I originally wrote this to use KVM vms for the test nodes, but since LXD containers have ‘real’ network stacks they’re a very good fit - they’re blazing fast.
test_bandwidth.py
ensures each leaf has 50gbps of throughput to each other leaf. This is done by starting up an iperf server on each leaf and running iperf -c
from each leaf to each other leaf. This 50 number is admittedly pretty arbitrary, as it will of course be more or less on different hardware.
This test is indeed effective in exposing something like an mtu mismatch.
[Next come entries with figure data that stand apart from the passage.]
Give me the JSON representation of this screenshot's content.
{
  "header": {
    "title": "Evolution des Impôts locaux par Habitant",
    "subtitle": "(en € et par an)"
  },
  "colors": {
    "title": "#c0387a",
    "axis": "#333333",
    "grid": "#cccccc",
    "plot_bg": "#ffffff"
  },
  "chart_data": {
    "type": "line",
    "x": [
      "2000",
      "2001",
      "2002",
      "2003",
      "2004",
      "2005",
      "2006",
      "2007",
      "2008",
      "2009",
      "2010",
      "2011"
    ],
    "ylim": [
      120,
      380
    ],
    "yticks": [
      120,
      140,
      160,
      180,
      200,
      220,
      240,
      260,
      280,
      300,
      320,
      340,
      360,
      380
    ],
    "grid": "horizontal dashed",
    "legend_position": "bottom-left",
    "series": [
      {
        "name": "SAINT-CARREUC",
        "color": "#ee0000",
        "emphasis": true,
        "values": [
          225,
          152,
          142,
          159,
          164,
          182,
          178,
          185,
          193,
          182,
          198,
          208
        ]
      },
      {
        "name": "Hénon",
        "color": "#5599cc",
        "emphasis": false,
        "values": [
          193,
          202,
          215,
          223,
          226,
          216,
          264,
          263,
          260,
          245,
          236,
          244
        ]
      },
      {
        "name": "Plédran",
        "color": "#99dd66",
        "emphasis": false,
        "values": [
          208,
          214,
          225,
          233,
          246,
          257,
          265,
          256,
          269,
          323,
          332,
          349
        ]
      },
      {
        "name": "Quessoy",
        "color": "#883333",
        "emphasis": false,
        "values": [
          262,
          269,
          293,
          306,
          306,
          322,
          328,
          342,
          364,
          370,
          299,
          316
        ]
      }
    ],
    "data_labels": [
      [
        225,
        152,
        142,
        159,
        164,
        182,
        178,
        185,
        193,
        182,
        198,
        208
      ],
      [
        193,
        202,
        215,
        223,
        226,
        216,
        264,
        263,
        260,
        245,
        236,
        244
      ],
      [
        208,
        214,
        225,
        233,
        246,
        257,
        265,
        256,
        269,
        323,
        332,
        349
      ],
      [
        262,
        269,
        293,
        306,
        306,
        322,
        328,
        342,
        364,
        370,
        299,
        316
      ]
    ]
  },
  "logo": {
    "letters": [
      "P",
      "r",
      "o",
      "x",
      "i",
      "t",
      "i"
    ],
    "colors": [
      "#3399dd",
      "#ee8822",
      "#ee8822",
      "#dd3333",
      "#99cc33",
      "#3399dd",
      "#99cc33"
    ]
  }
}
If we try to force routers with 9000 mtu interfaces to communicate over a 6000 mtu ptp link we will get significantly less throughput:
ip a show 2854a-6a3ba
717: 2854a-6a3ba: <BROADCAST,MULTICAST,UP,LOWER_UP> mtu 6000 qdisc noqueue state UP group default qlen 1000
link/ether 00:16:3e:26:9f:c3 brd ff:ff:ff:ff:ff:ff
root@bgp-leaf-2854a:~# ip a show bgpeth0
2: bgpeth0@eth0: <BROADCAST,MULTICAST,UP,LOWER_UP> mtu 9000 qdisc noqueue state UP group default qlen 1000
link/ether 00:16:3e:f4:79:45 brd ff:ff:ff:ff:ff:ff
inet6 fe80::216:3eff:fef4:7945/64 scope link
valid_lft forever preferred_lft forever
[nix-shell:~/git/bgp-unnumbered]$ tox
...
tests/test_bandwidth.py F [ 33%]
tests/test_ecmp.py . [ 66%]
tests/test_icmp.py . [100%]
...
if len(gigabits) == 0:
> raise ValueError(
"error fetching iperf output. is the bandwidth < 1 Gbit?"
)
E ValueError: error fetching iperf output. is the bandwidth < 1 Gbit?
tests/test_bandwidth.py:52: ValueError
------------------------------------------------- Captured stdout call --------------------------------------------------
iperf: bgp-leaf-2854a -> bgp-leaf-32ea5
------------------------------------------------------------
Client connecting to 10.0.200.123, TCP port 5001
TCP window size: 16.0 KByte (default)
------------------------------------------------------------
[ 1] local 10.0.200.136 port 38410 connected with 10.0.200.123 port 5001 (icwnd/mss/irtt=87/8948/24)
[ 2] local 10.0.200.136 port 38400 connected with 10.0.200.123 port 5001 (icwnd/mss/irtt=87/8948/36)
[ ID] Interval Transfer Bandwidth
[ 1] 0.0000-2.1363 sec 699 KBytes 2.68 Mbits/sec
[ 2] 0.0000-2.1362 sec 682 KBytes 2.61 Mbits/sec
[SUM] 0.0000-0.1014 sec 1.35 MBytes 112 Mbits/sec
In fact, our regex failed because it didn’t find any ‘Gbits’ whatsoever.